Di Indonesia—setidaknya yang sering saya dengar –K-pop sering dihujat karena tidak sesuai dengan norma-norma masyarakat. Terutama karena gerakan menari dan gaya busananya. Banyak yang mengatakan bahwa busana yang digunakan oleh para Idol terlalu terbuka, Idol lelaki yang menggunakan riasan wajah juga menjadi sebuah keresahan tersendiri bagi orang-orang yang memang tidak membuka diri dengan musik K-Pop ini. Tidak hanya itu, banyaknya Idol yang melakukan operasi plastik juga tidak luput menjadi hujatan para haters.
Menurut saya pribadi—yang juga pernah menghujat K-Pop –sepertinya tidak adil jika kita melakukan penilaian berdasarkan penampilan mereka saja. Tidak ada salahnya, mencoba menikmati musik yang memang mereka produksi. Saya perlu mengapresiasi bagaimana para penulis lagu meletakkan banyak lirik-lirik yang indah dalam lagunya. Selain itu, irama lagu K-Pop juga memiliki kerumitan sendiri dalam nada-nadanya. Tidak ada salahnya ikut menikmati lagu-lagu ini sekali dalam beberapa saat.

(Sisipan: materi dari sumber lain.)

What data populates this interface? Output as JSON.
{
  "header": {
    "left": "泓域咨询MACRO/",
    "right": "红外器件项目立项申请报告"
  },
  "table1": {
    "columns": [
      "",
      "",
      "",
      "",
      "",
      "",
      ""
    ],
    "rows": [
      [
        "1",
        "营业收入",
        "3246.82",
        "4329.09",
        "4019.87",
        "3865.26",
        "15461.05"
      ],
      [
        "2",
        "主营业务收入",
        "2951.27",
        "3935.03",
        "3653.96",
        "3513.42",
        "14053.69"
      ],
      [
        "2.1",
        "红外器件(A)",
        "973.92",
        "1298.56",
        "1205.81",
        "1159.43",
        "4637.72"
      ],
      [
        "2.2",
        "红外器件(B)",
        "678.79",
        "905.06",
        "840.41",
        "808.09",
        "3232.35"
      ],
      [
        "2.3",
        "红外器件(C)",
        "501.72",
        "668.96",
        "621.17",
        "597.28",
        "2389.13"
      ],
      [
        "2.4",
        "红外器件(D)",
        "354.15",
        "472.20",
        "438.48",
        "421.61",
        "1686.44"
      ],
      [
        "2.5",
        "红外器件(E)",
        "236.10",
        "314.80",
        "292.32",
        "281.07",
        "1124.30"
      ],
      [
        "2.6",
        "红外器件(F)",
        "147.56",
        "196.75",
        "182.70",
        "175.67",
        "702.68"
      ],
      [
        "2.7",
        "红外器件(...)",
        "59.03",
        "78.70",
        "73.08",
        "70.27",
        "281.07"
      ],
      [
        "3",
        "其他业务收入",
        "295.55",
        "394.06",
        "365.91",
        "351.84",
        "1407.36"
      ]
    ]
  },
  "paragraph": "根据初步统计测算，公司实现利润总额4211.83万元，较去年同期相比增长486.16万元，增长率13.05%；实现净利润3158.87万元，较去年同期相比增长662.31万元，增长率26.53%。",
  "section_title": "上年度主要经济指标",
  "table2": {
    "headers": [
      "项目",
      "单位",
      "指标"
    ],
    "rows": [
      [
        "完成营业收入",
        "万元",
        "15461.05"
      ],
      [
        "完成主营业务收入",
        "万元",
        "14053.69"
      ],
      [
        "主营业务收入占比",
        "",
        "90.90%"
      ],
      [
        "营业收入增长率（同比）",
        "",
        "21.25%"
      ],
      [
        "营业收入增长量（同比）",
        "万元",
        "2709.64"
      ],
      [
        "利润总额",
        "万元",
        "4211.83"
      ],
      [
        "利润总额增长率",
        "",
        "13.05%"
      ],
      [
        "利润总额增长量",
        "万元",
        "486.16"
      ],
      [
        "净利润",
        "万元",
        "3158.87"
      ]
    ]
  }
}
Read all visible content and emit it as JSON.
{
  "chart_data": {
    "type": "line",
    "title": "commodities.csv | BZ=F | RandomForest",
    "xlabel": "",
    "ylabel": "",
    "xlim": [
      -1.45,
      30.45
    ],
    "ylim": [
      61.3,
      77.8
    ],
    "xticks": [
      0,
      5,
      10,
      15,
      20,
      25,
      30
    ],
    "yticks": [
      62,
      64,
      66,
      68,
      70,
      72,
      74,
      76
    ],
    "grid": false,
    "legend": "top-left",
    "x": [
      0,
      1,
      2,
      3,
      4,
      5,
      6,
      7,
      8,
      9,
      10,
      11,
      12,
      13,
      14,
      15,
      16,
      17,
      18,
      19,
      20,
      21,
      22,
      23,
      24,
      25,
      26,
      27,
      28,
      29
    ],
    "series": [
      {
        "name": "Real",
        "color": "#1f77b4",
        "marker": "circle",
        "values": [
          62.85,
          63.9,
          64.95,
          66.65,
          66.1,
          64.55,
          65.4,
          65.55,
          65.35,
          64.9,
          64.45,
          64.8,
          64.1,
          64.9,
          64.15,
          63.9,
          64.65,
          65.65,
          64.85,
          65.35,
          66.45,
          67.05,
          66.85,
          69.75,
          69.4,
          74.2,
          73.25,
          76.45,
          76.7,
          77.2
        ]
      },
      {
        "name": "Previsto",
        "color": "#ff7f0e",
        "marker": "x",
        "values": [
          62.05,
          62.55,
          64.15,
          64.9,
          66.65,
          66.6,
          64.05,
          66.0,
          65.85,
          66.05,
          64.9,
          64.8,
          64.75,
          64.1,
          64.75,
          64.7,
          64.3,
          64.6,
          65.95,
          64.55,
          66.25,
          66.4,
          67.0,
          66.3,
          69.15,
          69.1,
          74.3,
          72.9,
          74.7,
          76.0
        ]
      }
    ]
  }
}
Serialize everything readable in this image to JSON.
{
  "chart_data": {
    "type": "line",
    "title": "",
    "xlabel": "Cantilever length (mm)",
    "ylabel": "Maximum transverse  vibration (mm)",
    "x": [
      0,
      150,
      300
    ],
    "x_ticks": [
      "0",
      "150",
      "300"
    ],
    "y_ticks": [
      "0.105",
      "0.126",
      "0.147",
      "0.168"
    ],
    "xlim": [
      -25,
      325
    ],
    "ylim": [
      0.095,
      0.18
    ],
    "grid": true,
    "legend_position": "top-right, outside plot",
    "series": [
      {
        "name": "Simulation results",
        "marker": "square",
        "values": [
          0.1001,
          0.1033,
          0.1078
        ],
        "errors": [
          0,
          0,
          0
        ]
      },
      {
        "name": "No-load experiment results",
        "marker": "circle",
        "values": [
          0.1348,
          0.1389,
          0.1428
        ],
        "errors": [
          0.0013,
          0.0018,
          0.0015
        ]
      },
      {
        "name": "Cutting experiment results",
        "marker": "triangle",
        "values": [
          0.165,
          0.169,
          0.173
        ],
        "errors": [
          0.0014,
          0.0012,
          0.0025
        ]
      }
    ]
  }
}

10-step-skincare routine hingga mukbang
Pasti ada yang pernah geleng-geleng kepala melihat banyaknya langkah perawatan kulit yang satu ini. Bagi orang-orang yang malas merawat kulit seperti saya, pasti tidak mengerti logikanya. Mengapa setelah menggunakan produk ini harus ditimpa lagi produk ini atau lebih dasar lagi, mengapa sih harus sampai sepuluh? Agar angkanya bagus? Belum lagi ada budaya aneh lainnya. Salah satu budaya aneh lainnya adalah makan di depan kamera lalu dibagikan melalui internet. Misalnya, salah satu Youtuber yang channelnya diberi nama Tanboy Kun, Kanal yang sering mengunggah video mukbang ini sudah memiliki lebih dari lima juta subscriber. Memangnya tidak bisa ya mereka tidak memamerkan hidangannya?
Perawatan kulit yang katanya ribet setengah mati itu tentunya memiliki latar belakang sendiri. Misalnya, mereka merasa tidak puas jika hanya membersihkan wajah sekali saja dengan menggunakan sabun cuci muka. Agar merasa puas dengan kebersihan wajahnya, mereka harus menggunakan produk lain seperti micellar water. Mungkin bagi sebagian orang, wajah dan kulit adalah bagian penting dari tubuh yang harus dijaga sehingga mereka diharuskan untuk melakukan perawatan ekstra terhadap bagian tubuh ini.
Lalu untuk Mukbang sendiri, siaran yang isinya hanya memperlihatkan manusia yang sedang makan ini dibuat untuk menemani jiwa-jiwa kesepian yang tidak memiliki teman makan di luar sana. Tujuan lainnya adalah untuk melakukan review terhadap makanan tertentu dengan tujuan untuk mempromosikan suatu makanan.
Pro-Kontra yang Masih Membara
Masih banyak lagi pertanyaan yang mungkin berhubungan dengan “korea-korean” ini. Namun, sama seperti K-Pop tadi, tidak adil jika kita serta merta mengadili secara sepihak. Lagian¸saya salut juga sama manusia-manusia yang bisa-bisanya tidak kunjung lelah mengomentari kehidupan penggemar K-Pop ini. Memang, banyak budaya Hallyu yang beredar merupakan budaya baru yang berbeda sekali dengan budaya kita. Tapi, kalau memang budaya itu cocok dengan orang lain, dan selama mereka tidak melakukan hal-hal yang mengganggu, bukankah tidak apa?